AMOR FURTIVO DE VERANO

 El sol me despierta y, entonces, reacciono...

Una playa en verano es sinónimo de bañarse, tomar sol y broncearse.

De pronto, reacciono...

¿Por qué estoy sentado en esta tumbona, a orillas del lago, bajo la sombra de un quitasol, con polera, gafas y un gorro?

Una vez más, reacciono...

Me siento en la tumbona, me quito la polera, me pongo las gafas, camino hacia el lago y me detengo cerca de la orilla a observar.

Y, entonces, reacciono...

No es así cómo se toma el sol. Para eso traje esta toalla. La estiro en la arena y me siento en ella a tomar el sol. De pronto, una mujer se sienta a mi lado y, cuando giro la cabeza para mirarla, me da un beso en los labios y me dice: Lindo. Ella es linda.

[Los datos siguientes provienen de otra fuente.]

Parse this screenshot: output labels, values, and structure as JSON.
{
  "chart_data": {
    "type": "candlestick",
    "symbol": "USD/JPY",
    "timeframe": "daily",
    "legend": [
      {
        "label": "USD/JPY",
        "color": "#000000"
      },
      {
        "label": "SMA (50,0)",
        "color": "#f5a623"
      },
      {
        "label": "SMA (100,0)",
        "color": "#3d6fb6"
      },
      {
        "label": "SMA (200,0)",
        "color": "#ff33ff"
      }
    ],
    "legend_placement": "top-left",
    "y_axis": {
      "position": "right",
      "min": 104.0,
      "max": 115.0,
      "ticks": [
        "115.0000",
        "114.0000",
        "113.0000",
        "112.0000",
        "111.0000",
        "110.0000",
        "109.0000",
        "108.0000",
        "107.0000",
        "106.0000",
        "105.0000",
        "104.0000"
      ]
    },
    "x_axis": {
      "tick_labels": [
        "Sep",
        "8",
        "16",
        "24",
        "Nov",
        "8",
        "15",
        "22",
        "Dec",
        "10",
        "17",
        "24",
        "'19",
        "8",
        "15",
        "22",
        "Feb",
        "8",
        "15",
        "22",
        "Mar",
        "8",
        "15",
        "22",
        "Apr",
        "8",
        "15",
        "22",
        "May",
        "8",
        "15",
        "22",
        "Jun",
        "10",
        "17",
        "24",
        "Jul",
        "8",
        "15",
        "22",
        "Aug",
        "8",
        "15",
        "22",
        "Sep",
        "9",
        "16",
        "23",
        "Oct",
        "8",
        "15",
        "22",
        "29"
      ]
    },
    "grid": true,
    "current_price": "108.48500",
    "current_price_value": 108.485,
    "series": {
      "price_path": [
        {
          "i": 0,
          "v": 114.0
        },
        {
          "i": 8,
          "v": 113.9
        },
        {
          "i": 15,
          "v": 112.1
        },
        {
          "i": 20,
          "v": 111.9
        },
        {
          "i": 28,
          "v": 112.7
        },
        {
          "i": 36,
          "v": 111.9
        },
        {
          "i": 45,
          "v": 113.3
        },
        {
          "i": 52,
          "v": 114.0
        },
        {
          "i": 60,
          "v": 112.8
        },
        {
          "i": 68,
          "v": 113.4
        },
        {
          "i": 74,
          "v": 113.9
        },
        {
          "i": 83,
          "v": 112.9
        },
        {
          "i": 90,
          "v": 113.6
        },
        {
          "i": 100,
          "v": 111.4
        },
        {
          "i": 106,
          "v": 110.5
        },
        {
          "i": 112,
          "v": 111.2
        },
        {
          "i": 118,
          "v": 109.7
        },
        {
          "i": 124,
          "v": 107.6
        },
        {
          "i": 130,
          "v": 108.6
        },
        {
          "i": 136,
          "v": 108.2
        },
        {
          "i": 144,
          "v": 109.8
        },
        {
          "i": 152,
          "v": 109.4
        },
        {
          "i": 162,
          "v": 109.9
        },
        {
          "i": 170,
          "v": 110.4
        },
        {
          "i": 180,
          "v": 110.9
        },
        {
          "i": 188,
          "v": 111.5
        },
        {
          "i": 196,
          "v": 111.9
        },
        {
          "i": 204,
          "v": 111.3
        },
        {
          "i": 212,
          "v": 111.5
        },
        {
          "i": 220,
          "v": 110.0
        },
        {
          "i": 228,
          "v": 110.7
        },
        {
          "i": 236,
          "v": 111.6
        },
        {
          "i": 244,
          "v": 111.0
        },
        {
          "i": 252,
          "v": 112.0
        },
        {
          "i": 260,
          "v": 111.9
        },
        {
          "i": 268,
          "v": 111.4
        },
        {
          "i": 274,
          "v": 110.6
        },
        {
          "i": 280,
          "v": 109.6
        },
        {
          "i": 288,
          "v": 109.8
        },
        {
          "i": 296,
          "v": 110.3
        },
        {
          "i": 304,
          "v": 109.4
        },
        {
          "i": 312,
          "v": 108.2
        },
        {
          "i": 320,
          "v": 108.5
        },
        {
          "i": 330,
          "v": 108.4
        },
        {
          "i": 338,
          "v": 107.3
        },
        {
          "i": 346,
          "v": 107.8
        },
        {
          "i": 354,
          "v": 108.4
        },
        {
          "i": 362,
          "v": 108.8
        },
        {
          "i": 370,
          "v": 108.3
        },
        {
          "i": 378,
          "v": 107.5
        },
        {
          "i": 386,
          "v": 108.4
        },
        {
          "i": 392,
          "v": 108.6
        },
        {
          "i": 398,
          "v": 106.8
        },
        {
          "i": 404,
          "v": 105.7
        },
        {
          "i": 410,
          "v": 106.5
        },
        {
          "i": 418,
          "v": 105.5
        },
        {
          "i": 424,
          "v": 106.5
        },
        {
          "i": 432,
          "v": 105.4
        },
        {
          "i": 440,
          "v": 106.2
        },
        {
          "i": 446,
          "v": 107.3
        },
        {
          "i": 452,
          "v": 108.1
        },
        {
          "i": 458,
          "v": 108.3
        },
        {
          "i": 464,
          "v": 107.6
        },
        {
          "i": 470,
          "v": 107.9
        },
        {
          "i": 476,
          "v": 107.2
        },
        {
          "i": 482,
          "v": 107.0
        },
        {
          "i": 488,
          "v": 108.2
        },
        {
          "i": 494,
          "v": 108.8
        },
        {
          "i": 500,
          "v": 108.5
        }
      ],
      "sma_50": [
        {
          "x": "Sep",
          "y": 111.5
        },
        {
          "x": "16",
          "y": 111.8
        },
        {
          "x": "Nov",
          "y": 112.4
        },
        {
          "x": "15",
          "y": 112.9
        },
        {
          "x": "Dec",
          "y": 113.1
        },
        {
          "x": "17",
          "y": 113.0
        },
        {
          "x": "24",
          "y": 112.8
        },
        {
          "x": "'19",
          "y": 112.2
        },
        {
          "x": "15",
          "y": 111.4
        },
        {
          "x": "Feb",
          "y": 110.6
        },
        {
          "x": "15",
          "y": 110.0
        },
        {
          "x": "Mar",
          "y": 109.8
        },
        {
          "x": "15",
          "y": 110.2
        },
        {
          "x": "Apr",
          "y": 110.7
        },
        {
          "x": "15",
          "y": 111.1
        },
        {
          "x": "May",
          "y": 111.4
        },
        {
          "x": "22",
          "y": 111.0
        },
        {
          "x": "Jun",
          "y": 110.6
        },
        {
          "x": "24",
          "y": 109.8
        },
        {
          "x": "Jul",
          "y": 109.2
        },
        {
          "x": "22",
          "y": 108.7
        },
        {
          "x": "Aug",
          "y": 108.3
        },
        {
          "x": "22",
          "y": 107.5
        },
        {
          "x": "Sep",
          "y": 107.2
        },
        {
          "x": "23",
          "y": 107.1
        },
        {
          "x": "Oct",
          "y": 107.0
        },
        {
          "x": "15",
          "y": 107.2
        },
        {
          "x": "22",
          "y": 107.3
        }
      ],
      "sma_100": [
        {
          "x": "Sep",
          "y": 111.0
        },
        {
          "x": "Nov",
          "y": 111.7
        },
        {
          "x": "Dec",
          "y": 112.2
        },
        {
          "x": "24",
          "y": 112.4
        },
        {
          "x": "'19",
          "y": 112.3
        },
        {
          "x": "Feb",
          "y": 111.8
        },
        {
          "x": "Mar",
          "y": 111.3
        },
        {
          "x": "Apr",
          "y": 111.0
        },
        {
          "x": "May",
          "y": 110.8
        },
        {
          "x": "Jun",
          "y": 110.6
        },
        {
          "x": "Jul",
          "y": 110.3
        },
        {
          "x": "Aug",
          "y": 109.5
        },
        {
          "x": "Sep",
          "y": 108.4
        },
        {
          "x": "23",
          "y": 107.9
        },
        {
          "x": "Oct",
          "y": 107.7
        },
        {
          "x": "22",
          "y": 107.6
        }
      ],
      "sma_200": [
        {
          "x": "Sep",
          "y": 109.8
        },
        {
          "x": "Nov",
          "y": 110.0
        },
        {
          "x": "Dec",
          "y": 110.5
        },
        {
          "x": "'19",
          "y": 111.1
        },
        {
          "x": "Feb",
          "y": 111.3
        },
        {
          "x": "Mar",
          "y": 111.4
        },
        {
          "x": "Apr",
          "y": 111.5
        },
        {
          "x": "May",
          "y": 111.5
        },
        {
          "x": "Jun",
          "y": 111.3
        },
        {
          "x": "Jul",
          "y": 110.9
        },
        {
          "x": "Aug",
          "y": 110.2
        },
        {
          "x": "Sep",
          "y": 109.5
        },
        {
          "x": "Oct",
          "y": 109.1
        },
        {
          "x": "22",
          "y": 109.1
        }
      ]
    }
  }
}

Y, entonces, ellos reaccionan...

Un grupo numeroso de jóvenes y niños salen corriendo del lago y se dirigen a mi. “Pero, abuelo ¿qué hace aquí sentado al sol? El sol le hace mal a usted. Tiene que cuidarse, pues abuelo. Y usted, abuela ¿por qué lo deja que se queme al sol? Tiene que cuidar a su marido”. Entre todos me levantan de la toalla, me llevan de vuelta al quitasol, me ponen polera, gorro y gafas, y me sienta nuevamente en la tumbona. “Pórtese bien, papá, para que los chicos puedan bañarse tranquilos”. Yo no los escucho. Tan sólo observo aquello mujer que me sonríe desde la toalla, saludándome con la mano. La observo y suspiro.

Suspiro.

Fue una fugaz aventura. Un momento furtivo de verano. El resto del tiempo es estar rodeado de rostros que creo reconocer y de nombres que ya no recuerdo.